2. Kept the Old Windows
Demolishing the interior wall of the nook had the added benefit of supplementing the room’s natural light by exposing the eating area’s two windows, which were reused in the renovation and trimmed out to match the windows over the sink.

3. Created a Real Work Triangle
Closing up the back door allowed for better placement of sink, range, and fridge, which are now positioned along two walls in an efficient, L-shaped layout.

4. Rerouted the Back Entry
A space-efficient pocket door between the fridge and panty now leads to the existing hall and the relocated back door.

5. Added a Pantry
A double-door food cabinet right inside the back entry to the kitchen minimizes steps when unloading groceries. The cabinets’ interior boxes are wheatboard, and agricultural by-product made with nonformaldehyde glue that doesn’t result in off-gassing.

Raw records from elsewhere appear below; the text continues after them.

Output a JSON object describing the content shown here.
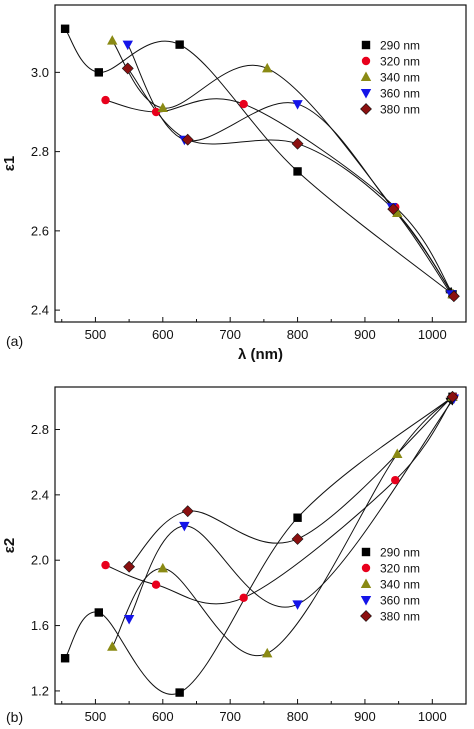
{
  "chart_data": [
    {
      "type": "scatter",
      "panel": "(a)",
      "xlabel": "λ (nm)",
      "ylabel": "ε1",
      "xlim": [
        440,
        1050
      ],
      "ylim": [
        2.37,
        3.17
      ],
      "xticks": [
        500,
        600,
        700,
        800,
        900,
        1000
      ],
      "yticks": [
        2.4,
        2.6,
        2.8,
        3.0
      ],
      "ytick_labels": [
        "2.4",
        "2.6",
        "2.8",
        "3.0"
      ],
      "legend_position": "top-right",
      "series": [
        {
          "name": "290 nm",
          "marker": "square",
          "color": "#000000",
          "points": [
            [
              455,
              3.11
            ],
            [
              505,
              3.0
            ],
            [
              625,
              3.07
            ],
            [
              800,
              2.75
            ],
            [
              1030,
              2.44
            ]
          ]
        },
        {
          "name": "320 nm",
          "marker": "circle",
          "color": "#e8001c",
          "points": [
            [
              515,
              2.93
            ],
            [
              590,
              2.9
            ],
            [
              720,
              2.92
            ],
            [
              945,
              2.66
            ],
            [
              1032,
              2.435
            ]
          ]
        },
        {
          "name": "340 nm",
          "marker": "triangle-up",
          "color": "#8a8a14",
          "points": [
            [
              525,
              3.08
            ],
            [
              600,
              2.91
            ],
            [
              755,
              3.01
            ],
            [
              948,
              2.645
            ],
            [
              1030,
              2.44
            ]
          ]
        },
        {
          "name": "360 nm",
          "marker": "triangle-down",
          "color": "#1414e8",
          "points": [
            [
              548,
              3.07
            ],
            [
              632,
              2.83
            ],
            [
              800,
              2.92
            ],
            [
              940,
              2.66
            ],
            [
              1028,
              2.44
            ]
          ]
        },
        {
          "name": "380 nm",
          "marker": "diamond",
          "color": "#8b1010",
          "points": [
            [
              548,
              3.01
            ],
            [
              637,
              2.83
            ],
            [
              800,
              2.82
            ],
            [
              942,
              2.655
            ],
            [
              1032,
              2.435
            ]
          ]
        }
      ]
    },
    {
      "type": "scatter",
      "panel": "(b)",
      "xlabel": "λ (nm)",
      "ylabel": "ε2",
      "xlim": [
        440,
        1050
      ],
      "ylim": [
        1.12,
        3.06
      ],
      "xticks": [
        500,
        600,
        700,
        800,
        900,
        1000
      ],
      "yticks": [
        1.2,
        1.6,
        2.0,
        2.4,
        2.8
      ],
      "ytick_labels": [
        "1.2",
        "1.6",
        "2.0",
        "2.4",
        "2.8"
      ],
      "legend_position": "right",
      "series": [
        {
          "name": "290 nm",
          "marker": "square",
          "color": "#000000",
          "points": [
            [
              455,
              1.4
            ],
            [
              505,
              1.68
            ],
            [
              625,
              1.19
            ],
            [
              800,
              2.26
            ],
            [
              1030,
              3.0
            ]
          ]
        },
        {
          "name": "320 nm",
          "marker": "circle",
          "color": "#e8001c",
          "points": [
            [
              515,
              1.97
            ],
            [
              590,
              1.85
            ],
            [
              720,
              1.77
            ],
            [
              945,
              2.49
            ],
            [
              1032,
              3.0
            ]
          ]
        },
        {
          "name": "340 nm",
          "marker": "triangle-up",
          "color": "#8a8a14",
          "points": [
            [
              525,
              1.47
            ],
            [
              600,
              1.95
            ],
            [
              755,
              1.43
            ],
            [
              948,
              2.65
            ],
            [
              1030,
              3.0
            ]
          ]
        },
        {
          "name": "360 nm",
          "marker": "triangle-down",
          "color": "#1414e8",
          "points": [
            [
              550,
              1.64
            ],
            [
              632,
              2.21
            ],
            [
              800,
              1.73
            ],
            [
              1032,
              2.99
            ]
          ]
        },
        {
          "name": "380 nm",
          "marker": "diamond",
          "color": "#8b1010",
          "points": [
            [
              550,
              1.96
            ],
            [
              637,
              2.3
            ],
            [
              800,
              2.13
            ],
            [
              1030,
              3.0
            ]
          ]
        }
      ]
    }
  ]
}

THE DETAILS—Recycled, reused, and sustainable materials create a welcoming, clean-lined design.

1. Thick Butcher-Block Counters from Green Mountain Woodworks are made of hard Pacific madrone wood, a native species sustainably harvested in the Pacific Northwest.

2. Architectural Glass Block forms a translucent backsplash above the new range, providing a quick-to-wipe-down surface and an unusual vantage point on the home’s new back door: the silhouettes of approaching friends and family members are visible through the glass.

3. 100-Percent Recycled Aluminum tiles by Eleek cover the countertops. Finished with a nontoxic powdercoat, they resist stains and fingerprints and are non-reactive. A durable latex sealant fills the fine spaces between the tiles.

4. The Farmhouse Sink, also made from 100-percent-recycled aluminum by Eleek, is wide and deep, measuring 36 by 18 by 19 inches. The sink’s offset drain creates more usable space in the undersink cabinetry, while the gooseneck faucet from Delta makes filling tall pots, buckets, and flower vases easier. The homeowners chose not to expose the sink’s classic apron front, preferring to let the kitchen’s cabinetry take center stage.